# About graph models vs statistical models

A little note to myself on “why graph models” for data science.

Machine learning is dominated by statistical models. And that’s for a good reason, they perform quite well. Amazingly well, to be honest.

Graph models don’t get much attention, except maybe in the Neo4j community and for *fraud detection*. Here are 3 points where they shine over statistical models.

1 — It’s difficult for a statistical model to use signals with a small sample. A single phone number is associated with a few people. Attributes like that are not (commonly) used is non-graph models exactly due to that, but they are quite strong in graph models.

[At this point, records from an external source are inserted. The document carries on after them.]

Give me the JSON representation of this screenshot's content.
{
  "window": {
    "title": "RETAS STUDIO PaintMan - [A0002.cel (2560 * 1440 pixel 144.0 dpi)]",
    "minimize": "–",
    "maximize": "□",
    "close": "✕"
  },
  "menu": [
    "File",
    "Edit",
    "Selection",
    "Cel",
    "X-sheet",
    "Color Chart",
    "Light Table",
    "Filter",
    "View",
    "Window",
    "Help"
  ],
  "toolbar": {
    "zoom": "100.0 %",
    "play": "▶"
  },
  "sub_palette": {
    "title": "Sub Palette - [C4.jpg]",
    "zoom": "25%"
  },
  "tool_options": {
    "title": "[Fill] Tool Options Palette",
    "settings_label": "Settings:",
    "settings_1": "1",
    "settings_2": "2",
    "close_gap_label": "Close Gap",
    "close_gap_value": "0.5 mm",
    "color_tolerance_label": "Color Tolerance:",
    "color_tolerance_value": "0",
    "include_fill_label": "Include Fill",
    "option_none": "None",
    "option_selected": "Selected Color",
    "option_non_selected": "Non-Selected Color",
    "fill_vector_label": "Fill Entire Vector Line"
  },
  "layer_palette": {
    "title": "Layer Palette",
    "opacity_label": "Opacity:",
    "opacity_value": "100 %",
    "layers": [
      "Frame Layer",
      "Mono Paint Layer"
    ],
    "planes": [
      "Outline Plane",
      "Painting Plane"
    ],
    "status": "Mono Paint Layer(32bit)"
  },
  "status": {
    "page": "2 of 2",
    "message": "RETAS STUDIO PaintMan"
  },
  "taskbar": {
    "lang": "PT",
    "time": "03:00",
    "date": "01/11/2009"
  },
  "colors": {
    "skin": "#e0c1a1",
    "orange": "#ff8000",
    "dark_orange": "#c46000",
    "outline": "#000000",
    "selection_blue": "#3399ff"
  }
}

2— Statistical models don’t consider indirect relations. That’s clear on fraud detection: if a confirmed fraudster is using a phone number, and then someone else is using the same number, the *other* attributes of the second person are not considered a signal until that person is also confirmed a fraudster. Graph models allow us to have value for those indirect attributes.

3 — Statistical models don’t distinguish between strong and weak signals. Two users with the same phone number or email are tighter related than two sharing the same IP, or from the same burst in orders.

Overall, graph models have strengths where statistical are weak and vice-versa. Also, graph models are typically process-intensive because there is no clear “training vs evaluating” line. It’s all about graph updating. One of the biggest tricks is to separate them, so we have a “graph updating” phase that can be done in the background, while the “graph query” phase can quickly be used for production.